Gross mortgage lending fell marginally in December, to £21.3 billion compared with £21.7 billion in November, and was 13% lower than the December 2003 figure of £24.6 billion.
Total lending in 2004 reached just under £292 billion — 5% up on 2003.
Lending for house purchase accounted for £9.8 billion in December, up from £9.1 billion in November but 22% lower than the £12.6 billion recorded in December 2003. House purchase lending accounted for 46% of all lending, a little higher than the November proportion. For 2004 as a whole, lending for house purchase totalled £130.8 billion — 5% higher than in 2003. For the year as a whole, house purchase lending accounted for only 45% of the total — the same as in 2003 and the lowest annual figure since records began.
Out of a total 1.2m loans for house purchase in 2004, 31% were to first-time buyers, up a little from 29% in 2003. This means there were around 369,000 loans to first-time buyers in 2004, compared to 367,000 in 2003. These figures are both low by historical standards. The typical first-time buyer borrowed 86% of the value of the property, down from 89% 2003. As house prices have risen, buyers have needed to come up with higher deposits, which has accounted for this fall. Similarly, in 2004 home movers typically took out loans at 64% LTV, compared with 71% in 2003. In parallel, typical income multiples have risen, with first-time buyers in 2004 borrowing an average of 3 times their income and movers 2.9 times.
Remortgage lending in December totalled £9.4 billion, nearly 10% down on the November figure of £10.4 billion, but similar to last December's £9.5 billion.
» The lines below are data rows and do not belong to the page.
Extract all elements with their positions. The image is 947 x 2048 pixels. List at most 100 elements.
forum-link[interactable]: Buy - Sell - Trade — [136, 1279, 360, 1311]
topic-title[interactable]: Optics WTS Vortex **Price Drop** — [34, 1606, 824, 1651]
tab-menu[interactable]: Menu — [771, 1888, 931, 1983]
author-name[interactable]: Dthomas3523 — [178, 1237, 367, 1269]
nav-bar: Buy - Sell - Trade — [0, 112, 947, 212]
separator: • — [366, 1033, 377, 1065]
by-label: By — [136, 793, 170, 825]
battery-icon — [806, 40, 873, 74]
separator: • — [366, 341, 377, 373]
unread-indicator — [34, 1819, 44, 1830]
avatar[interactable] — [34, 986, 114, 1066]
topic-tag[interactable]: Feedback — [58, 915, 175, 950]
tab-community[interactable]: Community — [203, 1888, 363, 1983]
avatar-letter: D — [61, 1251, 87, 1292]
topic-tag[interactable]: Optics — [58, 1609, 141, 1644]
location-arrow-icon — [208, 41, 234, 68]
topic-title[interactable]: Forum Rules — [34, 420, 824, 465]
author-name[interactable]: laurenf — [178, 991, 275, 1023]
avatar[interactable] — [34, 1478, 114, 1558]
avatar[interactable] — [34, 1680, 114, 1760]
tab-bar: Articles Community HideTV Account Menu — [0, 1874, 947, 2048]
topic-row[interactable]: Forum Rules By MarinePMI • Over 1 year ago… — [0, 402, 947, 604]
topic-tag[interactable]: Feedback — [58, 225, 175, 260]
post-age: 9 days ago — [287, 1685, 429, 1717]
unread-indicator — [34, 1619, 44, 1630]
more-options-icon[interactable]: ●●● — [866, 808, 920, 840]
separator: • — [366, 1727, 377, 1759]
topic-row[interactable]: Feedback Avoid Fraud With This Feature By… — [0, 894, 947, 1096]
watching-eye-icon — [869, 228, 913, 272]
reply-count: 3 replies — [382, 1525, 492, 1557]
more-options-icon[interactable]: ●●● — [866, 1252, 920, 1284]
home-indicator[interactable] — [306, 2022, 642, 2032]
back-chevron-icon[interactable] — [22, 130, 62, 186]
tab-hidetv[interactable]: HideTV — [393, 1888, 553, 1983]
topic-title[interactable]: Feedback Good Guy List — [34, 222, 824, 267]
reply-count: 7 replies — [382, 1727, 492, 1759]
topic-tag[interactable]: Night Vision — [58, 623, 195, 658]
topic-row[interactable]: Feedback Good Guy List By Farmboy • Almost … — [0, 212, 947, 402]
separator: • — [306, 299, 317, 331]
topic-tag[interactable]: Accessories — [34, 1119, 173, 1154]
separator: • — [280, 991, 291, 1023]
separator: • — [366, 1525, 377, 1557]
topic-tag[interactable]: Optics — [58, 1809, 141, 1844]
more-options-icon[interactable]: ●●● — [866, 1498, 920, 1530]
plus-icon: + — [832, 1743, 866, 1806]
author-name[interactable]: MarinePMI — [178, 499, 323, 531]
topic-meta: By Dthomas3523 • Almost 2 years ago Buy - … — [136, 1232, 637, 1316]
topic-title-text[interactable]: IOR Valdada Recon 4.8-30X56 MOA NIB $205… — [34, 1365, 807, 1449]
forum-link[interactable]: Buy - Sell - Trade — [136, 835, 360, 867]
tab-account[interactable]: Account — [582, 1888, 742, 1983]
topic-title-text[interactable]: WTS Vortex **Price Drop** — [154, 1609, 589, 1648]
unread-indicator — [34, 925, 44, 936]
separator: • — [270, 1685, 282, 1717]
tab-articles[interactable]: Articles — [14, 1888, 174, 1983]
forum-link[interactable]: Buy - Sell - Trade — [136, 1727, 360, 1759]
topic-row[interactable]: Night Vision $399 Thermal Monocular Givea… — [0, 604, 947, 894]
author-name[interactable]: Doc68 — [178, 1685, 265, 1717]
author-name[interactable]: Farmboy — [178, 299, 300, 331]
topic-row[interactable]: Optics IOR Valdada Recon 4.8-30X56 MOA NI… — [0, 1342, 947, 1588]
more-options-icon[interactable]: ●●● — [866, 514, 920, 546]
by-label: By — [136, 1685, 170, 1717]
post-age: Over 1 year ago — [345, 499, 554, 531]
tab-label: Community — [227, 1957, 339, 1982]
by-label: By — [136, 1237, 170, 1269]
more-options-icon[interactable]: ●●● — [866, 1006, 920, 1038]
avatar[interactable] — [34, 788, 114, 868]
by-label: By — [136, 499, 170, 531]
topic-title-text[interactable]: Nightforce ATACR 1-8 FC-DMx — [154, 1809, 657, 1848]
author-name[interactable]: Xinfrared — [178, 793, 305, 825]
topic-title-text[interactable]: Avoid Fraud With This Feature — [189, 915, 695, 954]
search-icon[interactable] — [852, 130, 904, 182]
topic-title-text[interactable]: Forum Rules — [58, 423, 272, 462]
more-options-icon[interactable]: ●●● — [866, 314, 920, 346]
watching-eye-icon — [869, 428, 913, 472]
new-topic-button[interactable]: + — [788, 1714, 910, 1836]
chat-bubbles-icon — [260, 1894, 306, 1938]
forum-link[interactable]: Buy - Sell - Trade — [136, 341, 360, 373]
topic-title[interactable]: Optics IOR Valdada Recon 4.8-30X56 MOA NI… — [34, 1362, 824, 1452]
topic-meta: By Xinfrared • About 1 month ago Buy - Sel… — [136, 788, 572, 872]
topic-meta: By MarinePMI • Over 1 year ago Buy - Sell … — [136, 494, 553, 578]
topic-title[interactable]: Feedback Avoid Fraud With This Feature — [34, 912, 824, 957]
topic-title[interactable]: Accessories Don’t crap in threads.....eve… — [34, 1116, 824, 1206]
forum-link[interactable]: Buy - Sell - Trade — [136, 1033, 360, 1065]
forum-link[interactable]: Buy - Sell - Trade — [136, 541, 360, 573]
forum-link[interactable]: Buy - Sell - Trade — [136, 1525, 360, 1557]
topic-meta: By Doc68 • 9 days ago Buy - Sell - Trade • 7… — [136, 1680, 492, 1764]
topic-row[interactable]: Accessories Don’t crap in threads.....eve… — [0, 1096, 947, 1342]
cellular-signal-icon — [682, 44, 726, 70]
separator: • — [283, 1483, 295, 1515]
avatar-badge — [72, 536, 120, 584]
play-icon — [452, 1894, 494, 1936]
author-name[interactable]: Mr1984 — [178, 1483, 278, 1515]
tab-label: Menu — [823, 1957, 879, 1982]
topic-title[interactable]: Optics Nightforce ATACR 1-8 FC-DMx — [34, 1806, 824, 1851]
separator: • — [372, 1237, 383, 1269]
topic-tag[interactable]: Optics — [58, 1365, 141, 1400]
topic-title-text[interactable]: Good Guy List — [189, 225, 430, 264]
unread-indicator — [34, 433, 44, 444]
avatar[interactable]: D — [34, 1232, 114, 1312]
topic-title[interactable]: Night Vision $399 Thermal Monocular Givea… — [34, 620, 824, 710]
Remortgaging accounted for 44% of total lending in December, and 43% for the year as a whole. For 2004 as a whole, remortgaging accounted for £124.5 billion, little changed from the 2003 figure of £123.6 billion.
Interest rates to borrowers have risen over the year, reflecting the Bank of England base rate rises seen over the past 12 months. Typical rates at the end of 2004 were back to the levels last seen in 2001.
Commenting on the figures, CML Director General Michael Coogan said: "While 2004 as a whole showed an increase in year-on-year lending, the figures were indisputably weakening by the end of the year. Going into 2005, we expect the slowdown to continue into the spring. Over the year as a whole we anticipate a stable market, with a healthy level of activity but without the dramatic increases in house prices and lending volumes experienced in 2004. Against this backdrop, home-owners are likely to lose some of their appetite for borrowing against their housing equity, and first-time buyers may well see affordability constraints ease a little as their earnings have a chance to grow more quickly than house prices."